I like to use exposure compensation on my camera to brighten or darken my images.
The Exposure module has a toggle called compensate camera exposure to negate the effect of exposure compensation. Since I use exposure compensation to brighten and darken, I do not need the negation, and have the toggle switched off. This works well.
(I think the toggle should be off by default. I’d venture that most people expect over-exposed shots to be brighter. But that’s not the point of this post.)
However, I noticed that the Filmic module also changes its white/black relative exposure to a different range depending on the exposure compensation. For example, it will set them to -7.25/+5.20 for a -1 EV exposed image, -7.75/+4.40 for a 0 EV image, and -8.25/+3.60 for a +1 EV image in the following example files:
- -1 EV: _DSF8122.raf (23.8 MB)
- 0 EV: _DSF8123.raf (26.5 MB)
- +1 EV: _DSF8124.raf (28.3 MB)
(please add an additional +1 EV in the Exposure module to all three images to counter the camera’s highlight preservation mode)
It seems to me that Filmic expects compensate camera exposure to be switched on, and changes its dynamic range accordingly. For me however, with compensate camera exposure switched off, this just results in an ugly default rendering, and had me quite angry and confused for a while. And that is kind of a shame (although easily remedied with a default preset).
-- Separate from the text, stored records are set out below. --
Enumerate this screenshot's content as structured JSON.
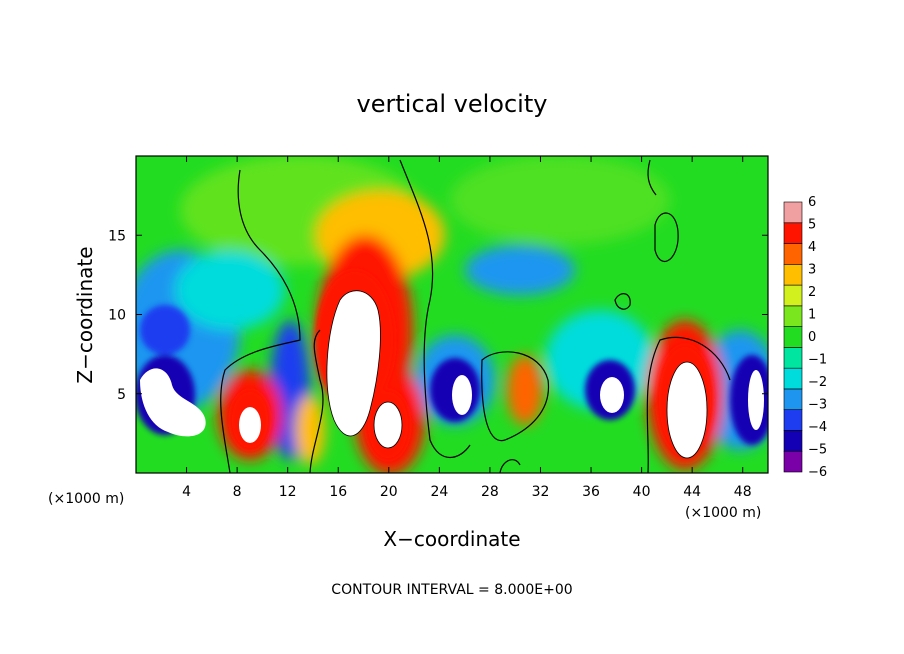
{
  "chart_data": {
    "type": "heatmap",
    "title": "vertical velocity",
    "xlabel": "X−coordinate",
    "ylabel": "Z−coordinate",
    "x_unit_left": "(×1000 m)",
    "x_unit_right": "(×1000 m)",
    "xlim": [
      0,
      50
    ],
    "ylim": [
      0,
      20
    ],
    "x_ticks": [
      4,
      8,
      12,
      16,
      20,
      24,
      28,
      32,
      36,
      40,
      44,
      48
    ],
    "y_ticks": [
      5,
      10,
      15
    ],
    "colorbar": {
      "ticks": [
        "6",
        "5",
        "4",
        "3",
        "2",
        "1",
        "0",
        "−1",
        "−2",
        "−3",
        "−4",
        "−5",
        "−6"
      ],
      "vmin": -6,
      "vmax": 6,
      "colors": [
        "#7a00a8",
        "#1400b4",
        "#1e3cf0",
        "#1e96f0",
        "#00dcdc",
        "#00e6a0",
        "#22dc22",
        "#7ae61e",
        "#d2f01e",
        "#ffbe00",
        "#ff6400",
        "#ff1400",
        "#f0a0a0"
      ]
    },
    "features": [
      {
        "kind": "updraft",
        "x": 17.8,
        "z": 7.0,
        "peak": 6
      },
      {
        "kind": "updraft",
        "x": 20.2,
        "z": 3.2,
        "peak": 6
      },
      {
        "kind": "updraft",
        "x": 9.2,
        "z": 2.8,
        "peak": 6
      },
      {
        "kind": "updraft",
        "x": 43.2,
        "z": 4.8,
        "peak": 6
      },
      {
        "kind": "updraft",
        "x": 30.5,
        "z": 5.5,
        "peak": 3
      },
      {
        "kind": "downdraft",
        "x": 2.4,
        "z": 5.0,
        "peak": -6
      },
      {
        "kind": "downdraft",
        "x": 25.6,
        "z": 4.6,
        "peak": -6
      },
      {
        "kind": "downdraft",
        "x": 37.4,
        "z": 5.0,
        "peak": -6
      },
      {
        "kind": "downdraft",
        "x": 48.6,
        "z": 4.8,
        "peak": -6
      },
      {
        "kind": "downdraft",
        "x": 12.8,
        "z": 3.5,
        "peak": -4
      }
    ],
    "note": "CONTOUR INTERVAL = 8.000E+00"
  }
}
Is this behavior intentional? Shouldn’t there be a compensate camera exposure toggle in Filmic RGB as well as in the Exposure module?
If you use Exposure Compensation in your camera for brightening and darkening your shots like I do, you should (to the best of my understanding):
- Preset Filmic RGB to a fixed white/black relative exposure to prevent it from changing the rendering.
- Preset Exposure to toggle off compensate camera exposure.